When she smiled, the fret wrinkles around her eyes eased. “We were in school together from then on. When we turned thirteen, Neanna’s grandmother started having some health problems—gallbladder surgery, diabetes, I don’t know what all. Neanna had always spent a lot of time at my house when we were little, and she stayed with us more and more whenever Gran had to go to the hospital. I don’t think Neanna’s teen years could have been much fun for Gran. Maybe she was remembering her own two daughters and how things hadn’t worked out too well, one murdered, one just gone. Neanna had a rebellious streak, at least when Gran was the one handing down ultimatums. Neanna would do anything for my dad, though. Eventually she just moved in with me and my parents.”

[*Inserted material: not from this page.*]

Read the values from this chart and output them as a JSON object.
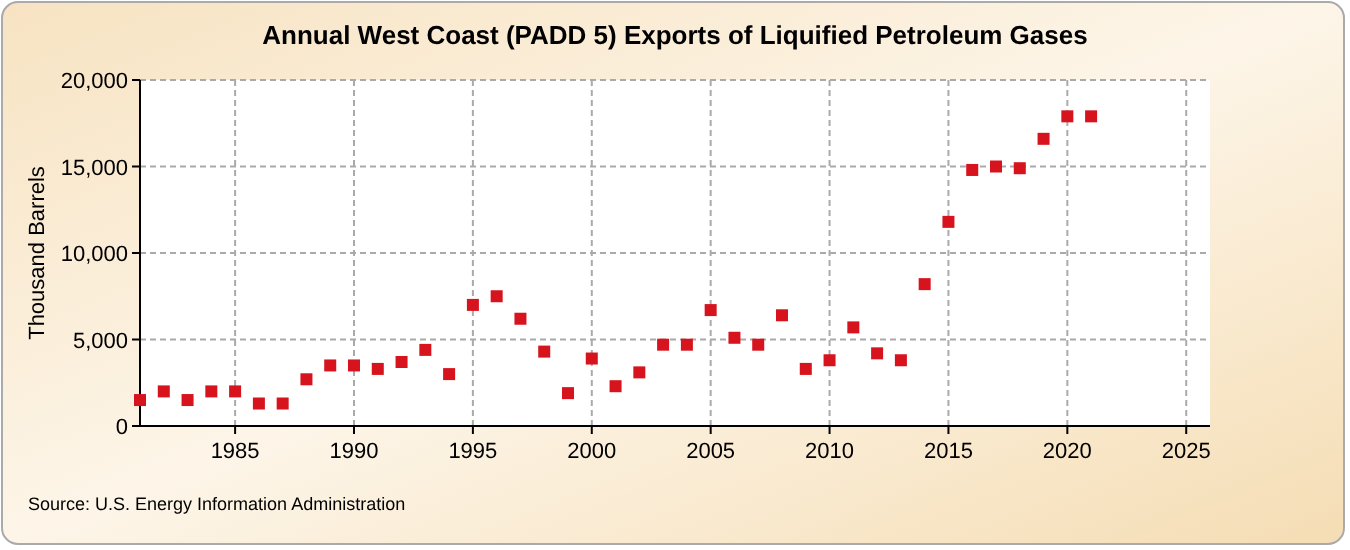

She paused, staring into space—or across time. “I wish I could say we all lived happily ever after, but after we graduated from college, Neanna drifted from job to job. She majored in art, but she didn’t want to teach and she didn’t have the business head to become a gallery darling. So she took retail or waitress jobs, just something to pay the rent. She doesn’t even paint for fun anymore, which is a shame. If someone has a gift like that, she should use it.”
“What do you do, Fran?”
“Besides wish I was as talented an artist as Neanna? I own my own advertising and sports marketing firm.”
That helped explain the professional polish, the creased slacks, the pearly white teeth, and why she was so much better at articulating her case than many of my clients.
“You did have the business head, then.”
“Yeah. Too bad we couldn’t team up somehow, huh? We talked about it, but things just settled into a routine. Neanna is still a member of our family. She’s there for Thanksgiving, Christmas, birthdays. And, I suspect, for the occasional loan from my dad.”
She emphasized the word “loan” with crooked forefingers, hinting that her dad hadn’t looked for or expected repayment. Judging from her lack of bitterness, I suspected her dad was generous with both his daughters. Fran had the confidence and presence of a child who has been well cared for. Fran could be my sister—or at least a cousin. My hair had more gold than red in it, but the similarities outweighed the differences.